Это чудесное свойство стало проявляться буквально с рождения. Бывало, разобьют шаловливые дети дорогую вазу, брызнут хрустальные осколки по паркету — крошка Кири тут как тут. Вбегают чьи-то разгневанные родители, которым не посчастливилось принимать в этот день гостей, а шалуны уж выставили на порог маленького Кири: всё он! И плевать циничным детям, что малютка присоединился к их буйным играм в последний момент, когда ваза уже опасно накренилась: всё равно ему ничего не будет, а их и выпороть могут. Посмотрит гневный родитель на аккуратного крошку, на чистенькую его матроску с отложным воротничком, на честные, в круглых очёчках глаза,— да и скажет: молодец, смелый мальчик, всё равно этот печальный инцидент с нашей собственностью был исторически обусловлен… И Кири получает конфету.

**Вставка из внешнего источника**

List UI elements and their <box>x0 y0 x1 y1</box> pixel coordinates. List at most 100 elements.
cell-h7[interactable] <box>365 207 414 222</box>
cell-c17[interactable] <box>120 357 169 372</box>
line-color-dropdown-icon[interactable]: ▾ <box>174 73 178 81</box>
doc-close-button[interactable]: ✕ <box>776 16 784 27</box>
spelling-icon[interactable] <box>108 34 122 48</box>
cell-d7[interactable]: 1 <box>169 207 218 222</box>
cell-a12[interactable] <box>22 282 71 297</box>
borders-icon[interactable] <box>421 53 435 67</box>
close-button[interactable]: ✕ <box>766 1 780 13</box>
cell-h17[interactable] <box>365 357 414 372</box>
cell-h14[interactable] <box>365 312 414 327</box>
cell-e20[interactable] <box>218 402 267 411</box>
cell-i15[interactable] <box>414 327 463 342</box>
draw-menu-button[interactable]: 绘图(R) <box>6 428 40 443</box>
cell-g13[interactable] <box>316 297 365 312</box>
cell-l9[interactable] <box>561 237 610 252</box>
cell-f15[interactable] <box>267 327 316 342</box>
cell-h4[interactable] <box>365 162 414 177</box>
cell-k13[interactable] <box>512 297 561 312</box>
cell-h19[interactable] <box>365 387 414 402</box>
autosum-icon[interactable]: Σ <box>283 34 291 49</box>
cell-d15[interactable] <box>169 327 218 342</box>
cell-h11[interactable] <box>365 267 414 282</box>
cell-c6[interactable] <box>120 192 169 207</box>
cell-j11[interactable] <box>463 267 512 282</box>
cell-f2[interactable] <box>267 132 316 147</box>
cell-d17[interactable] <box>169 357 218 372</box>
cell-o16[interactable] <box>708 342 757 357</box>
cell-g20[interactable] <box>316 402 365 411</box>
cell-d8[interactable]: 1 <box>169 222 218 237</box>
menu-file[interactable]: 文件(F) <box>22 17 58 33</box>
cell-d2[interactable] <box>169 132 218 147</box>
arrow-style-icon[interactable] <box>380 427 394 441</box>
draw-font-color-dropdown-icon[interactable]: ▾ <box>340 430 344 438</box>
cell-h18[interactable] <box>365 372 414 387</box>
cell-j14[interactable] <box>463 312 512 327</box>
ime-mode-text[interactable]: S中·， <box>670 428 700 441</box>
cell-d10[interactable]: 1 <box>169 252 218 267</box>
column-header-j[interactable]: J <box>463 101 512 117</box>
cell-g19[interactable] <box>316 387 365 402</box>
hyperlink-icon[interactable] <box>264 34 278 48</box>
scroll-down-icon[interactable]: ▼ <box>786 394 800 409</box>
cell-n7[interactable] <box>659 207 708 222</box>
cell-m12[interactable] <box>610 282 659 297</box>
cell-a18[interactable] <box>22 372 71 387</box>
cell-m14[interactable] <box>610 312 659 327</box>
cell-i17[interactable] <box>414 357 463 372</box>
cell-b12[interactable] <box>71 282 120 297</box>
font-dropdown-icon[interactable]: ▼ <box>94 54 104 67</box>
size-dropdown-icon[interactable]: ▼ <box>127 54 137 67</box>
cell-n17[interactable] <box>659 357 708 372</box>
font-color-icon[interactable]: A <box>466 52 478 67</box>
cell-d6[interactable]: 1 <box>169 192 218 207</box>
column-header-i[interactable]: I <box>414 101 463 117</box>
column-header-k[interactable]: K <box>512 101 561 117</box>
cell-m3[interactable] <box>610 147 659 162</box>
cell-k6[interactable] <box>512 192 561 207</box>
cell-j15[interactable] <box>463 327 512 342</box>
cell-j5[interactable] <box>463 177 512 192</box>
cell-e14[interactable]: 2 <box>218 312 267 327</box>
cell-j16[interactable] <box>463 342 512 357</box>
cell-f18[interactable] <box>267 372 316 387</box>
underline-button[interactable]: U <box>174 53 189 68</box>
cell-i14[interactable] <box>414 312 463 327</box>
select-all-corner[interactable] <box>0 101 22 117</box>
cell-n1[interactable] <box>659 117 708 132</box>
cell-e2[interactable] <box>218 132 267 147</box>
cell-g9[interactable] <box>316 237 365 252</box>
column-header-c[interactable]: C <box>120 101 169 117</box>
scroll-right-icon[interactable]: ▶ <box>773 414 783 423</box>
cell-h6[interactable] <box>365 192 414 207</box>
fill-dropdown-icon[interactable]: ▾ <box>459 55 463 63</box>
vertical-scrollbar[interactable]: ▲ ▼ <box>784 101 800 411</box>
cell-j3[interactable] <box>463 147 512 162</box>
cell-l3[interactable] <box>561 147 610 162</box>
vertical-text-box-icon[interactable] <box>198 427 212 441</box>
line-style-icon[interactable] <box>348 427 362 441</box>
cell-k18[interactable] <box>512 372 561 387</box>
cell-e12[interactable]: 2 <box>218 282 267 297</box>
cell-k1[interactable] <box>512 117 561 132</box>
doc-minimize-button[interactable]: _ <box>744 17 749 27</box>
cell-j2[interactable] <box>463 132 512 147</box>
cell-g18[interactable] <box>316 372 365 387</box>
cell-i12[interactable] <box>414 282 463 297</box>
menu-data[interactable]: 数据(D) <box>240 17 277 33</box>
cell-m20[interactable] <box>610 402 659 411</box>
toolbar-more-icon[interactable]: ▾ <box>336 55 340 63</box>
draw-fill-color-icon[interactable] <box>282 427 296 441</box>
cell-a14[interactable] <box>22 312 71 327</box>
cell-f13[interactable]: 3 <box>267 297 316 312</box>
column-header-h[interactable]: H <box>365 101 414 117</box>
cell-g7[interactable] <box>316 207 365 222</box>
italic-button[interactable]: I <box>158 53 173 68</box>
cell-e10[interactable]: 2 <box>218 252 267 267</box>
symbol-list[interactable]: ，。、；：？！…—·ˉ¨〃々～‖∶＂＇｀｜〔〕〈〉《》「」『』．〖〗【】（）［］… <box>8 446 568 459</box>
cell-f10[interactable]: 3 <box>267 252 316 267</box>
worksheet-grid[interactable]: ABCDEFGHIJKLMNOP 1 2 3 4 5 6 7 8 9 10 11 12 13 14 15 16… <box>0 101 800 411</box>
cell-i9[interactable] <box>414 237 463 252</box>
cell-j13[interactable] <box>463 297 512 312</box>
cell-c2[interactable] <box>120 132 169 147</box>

Собственно, по этой схеме и строилась вся его жизнь: чуть где аврал или катастрофа — сейчас бегут за Кири. Со стороны могло даже показаться, что аккуратный малыш одним своим появлением притягивает неприятности. Но не следует путать причину и следствие: Кири работал не притягивателем бедствий, а громоотводом. Личное обаяние малютки было таково, лепет его так честен, а матроска так отутюжена, что срывать на нём зло не смело никакое начальство.
— Кто это сделал?— грозно спрашивало оно.
— А это наш Кири!— отвечали подросшие мальчишки.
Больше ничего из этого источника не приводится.